沈晦一袭夜衣,脚尖轻点。眨眼间便来到贺府后院。
他摘下面纱,忽而孤月之下一人袖带皆飘,于高树中落,将他鬓角的须发扬起。那轻笑声酥酥痒痒地绕过沈晦耳畔,听得那人柔声细语:“心肝,你来见我了。”
沈晦对这称呼置若罔闻,薄唇微抿,嘲讽道:“贺侯爷相约,沈某怎敢不来。倒是不如侯爷雅兴,单衣于树中看雪。”
“不过是邀你我共浴白头罢了。

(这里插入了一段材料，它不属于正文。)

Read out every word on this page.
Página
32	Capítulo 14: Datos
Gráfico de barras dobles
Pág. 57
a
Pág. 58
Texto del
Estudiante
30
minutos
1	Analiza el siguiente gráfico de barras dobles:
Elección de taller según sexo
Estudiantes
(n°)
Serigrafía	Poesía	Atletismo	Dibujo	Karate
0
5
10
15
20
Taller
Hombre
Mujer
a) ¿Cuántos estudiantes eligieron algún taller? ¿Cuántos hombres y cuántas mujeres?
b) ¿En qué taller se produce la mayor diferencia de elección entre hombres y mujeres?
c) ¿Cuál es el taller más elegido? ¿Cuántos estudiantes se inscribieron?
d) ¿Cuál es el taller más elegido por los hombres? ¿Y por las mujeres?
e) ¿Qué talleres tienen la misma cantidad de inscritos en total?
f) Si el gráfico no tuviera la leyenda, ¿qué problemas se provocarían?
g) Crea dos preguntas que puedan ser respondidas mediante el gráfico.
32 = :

”贺缄吾不温不热地垂下眼眸,将袖上落雪拂去,坦然道,“不刻意着些,又如何能叫心肝思及我?”
“……”
沈晦脸上不动声色的神情终于龟裂了一分。论起顾左右而言其他的本事,他总是甘拜下风的。于是淡淡开口道:“侯爷信中所谓何意?”
贺缄吾款款一笑,装作没看见沈晦脸上的隐忍之色,将左手轻揽过沈晦的肩侧。
“我们去一看便知。”沈晦只见那双修长白皙的手将自己往青天一带,两人瞬间咫尺远近,他的鼻尖甚至能嗅到那人身上好闻的荃芜香。
倒是和记忆深处母亲身上的味道如此相像。
沈晦冷哼一声,又曾想这人如何能与母亲作比,便专心夜行。